Regarding the polarized measurements, the approach to compute the cluster density under polarized excitation/perpendicular polarized detection is, to the best of our knowledge, novel. An advantage of using ICS is that it eliminates the need to measure a G-factor. This is primarily because the cluster density is computed as a relative squared fluctuation and is independent of the absolute signal intensity. Likewise, the phase and modulation are also parameters that are independent of the signal. Our method does not require calculations of anisotropy, phase difference, or modulation ratios that are conventionally used in frequency-domain anisotropy decay measurements [24,25,26,27]. The anisotropy, the difference in phase between parallel and perpendicular components of the emission, and the AC ratio between parallel and perpendicular components have been used as parameters to construct rotational correlation time images [24]. In contrast, our method seeks to provide a state representation of species in an image based on only a few components (cluster density, brightness, lifetime, and correlation time). Once the state representation is established, the spatial distribution of these different states can be mapped into an image. For example, in the context of associative lifetime–correlation time models, the phasor plot (or polar or AB plot) can be used to create images based on the fractional fluorescence of different lifetime states. Because of the lifetime–correlation time association, these images could then be used to create rotational correlation time images.
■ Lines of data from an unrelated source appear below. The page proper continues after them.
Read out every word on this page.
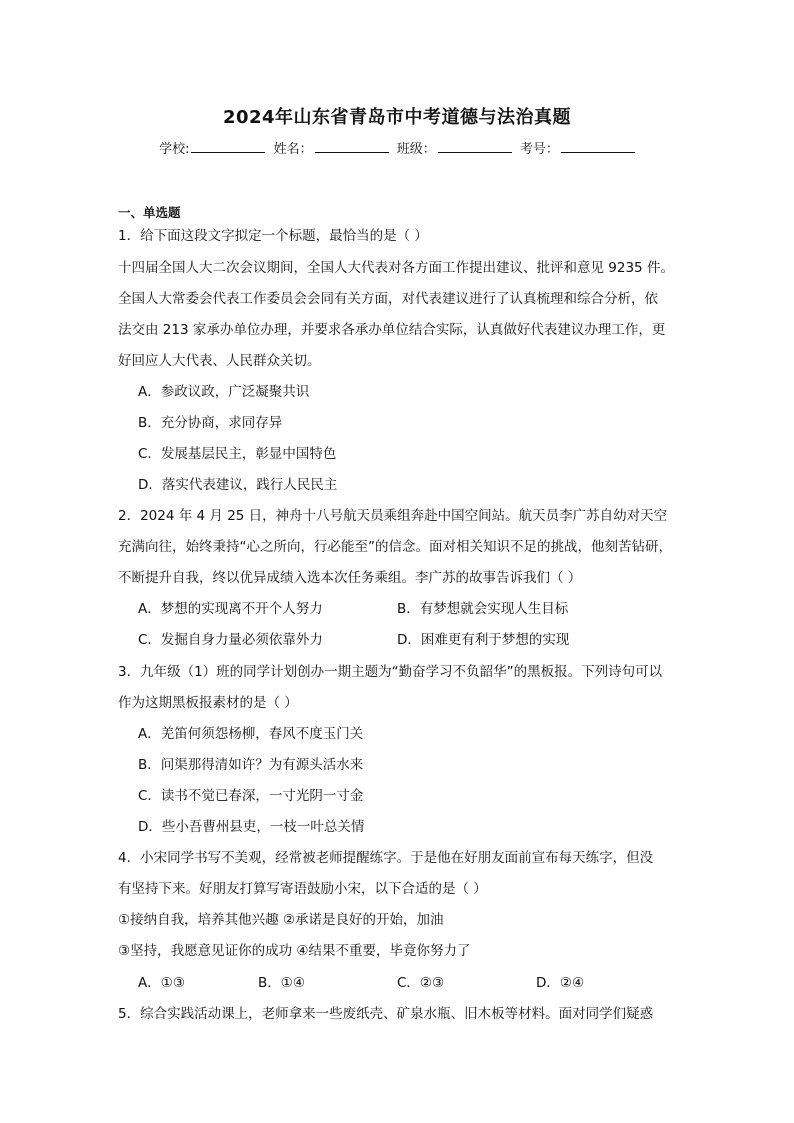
2024年山东省青岛市中考道德与法治真题
学校:	姓名：	班级：	考号：
一、单选题
1．给下面这段文字拟定一个标题，最恰当的是（ ）
十四届全国人大二次会议期间，全国人大代表对各方面工作提出建议、批评和意见 9235 件。
全国人大常委会代表工作委员会会同有关方面，对代表建议进行了认真梳理和综合分析，依
法交由 213 家承办单位办理，并要求各承办单位结合实际，认真做好代表建议办理工作，更
好回应人大代表、人民群众关切。
A．参政议政，广泛凝聚共识
B．充分协商，求同存异
C．发展基层民主，彰显中国特色
D．落实代表建议，践行人民民主
2．2024 年 4 月 25 日，神舟十八号航天员乘组奔赴中国空间站。航天员李广苏自幼对天空
充满向往，始终秉持“心之所向，行必能至”的信念。面对相关知识不足的挑战，他刻苦钻研，
不断提升自我，终以优异成绩入选本次任务乘组。李广苏的故事告诉我们（ ）
A．梦想的实现离不开个人努力	B．有梦想就会实现人生目标
C．发掘自身力量必须依靠外力	D．困难更有利于梦想的实现
3．九年级（1）班的同学计划创办一期主题为“勤奋学习不负韶华”的黑板报。下列诗句可以
作为这期黑板报素材的是（ ）
A．羌笛何须怨杨柳，春风不度玉门关
B．问渠那得清如许？为有源头活水来
C．读书不觉已春深，一寸光阴一寸金
D．些小吾曹州县吏，一枝一叶总关情
4．小宋同学书写不美观，经常被老师提醒练字。于是他在好朋友面前宣布每天练字，但没
有坚持下来。好朋友打算写寄语鼓励小宋，以下合适的是（ ）
①接纳自我，培养其他兴趣 ②承诺是良好的开始，加油
③坚持，我愿意见证你的成功 ④结果不重要，毕竟你努力了
A．①③	B．①④	C．②③	D．②④
5．综合实践活动课上，老师拿来一些废纸壳、矿泉水瓶、旧木板等材料。面对同学们疑惑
We envision a range of biological applications in which the polarized-phase-sensitive fluorescence ICS could be employed. Dyes [33,34,35,36], which can display environment-sensitive fluorescence, often have different lifetimes depending on the environment. Moreover, dyes can partition into domains, membranes, organelles [33], or even cells depending on biological/biophysical states [33,34,35,36]. This partition can create local structures with widely varying brightness and density. The partitioning or binding can also lead to a decrease in rotational diffusion or an increase in depolarization if dyes are packed together and undergo energy migration. Biological macromolecules often exhibit a complex “lifestyle” in the cellular environment. Interactions with other molecules can lead to altered lifetimes and correlation times, and self-association or localization in domains can lead to increases in brightness and/or density. FRET is another potential application [37,38,39,40]. FRET results in a decrease in the lifetime and quantum yield of the excited donor when it transfers non-radiatively to the acceptor. If FRET results from the interaction of one molecule with another, an increase in rotational correlation time of the donor should be observed due to the slower tumbling of the complex. Thus, molecule-molecule interactions can be probed with greater detail, given brightness, lifetime, and rotational correlation time information.

6. Conclusions

A novel extension to ICS, called polarized-phase-sensitive fluorescence ICS, was presented. Use of polarized excitation and perpendicular detection, as well as phase-sensitive detection, allows fluorescence from species with different lifetimes or rotational correlation times to be enhanced or diminished. Analysis of the fluctuations in space of images collected as a function of polarization state and phase can reveal the densities, relative brightness, lifetimes, and correlation times of different states. A two-population model was simulated, showing differing behavior qualitatively depending on model complexity. Application to an experimental sample mimicking domains or oligomerization revealed distinct coupling between brightness, lifetime, and correlation time.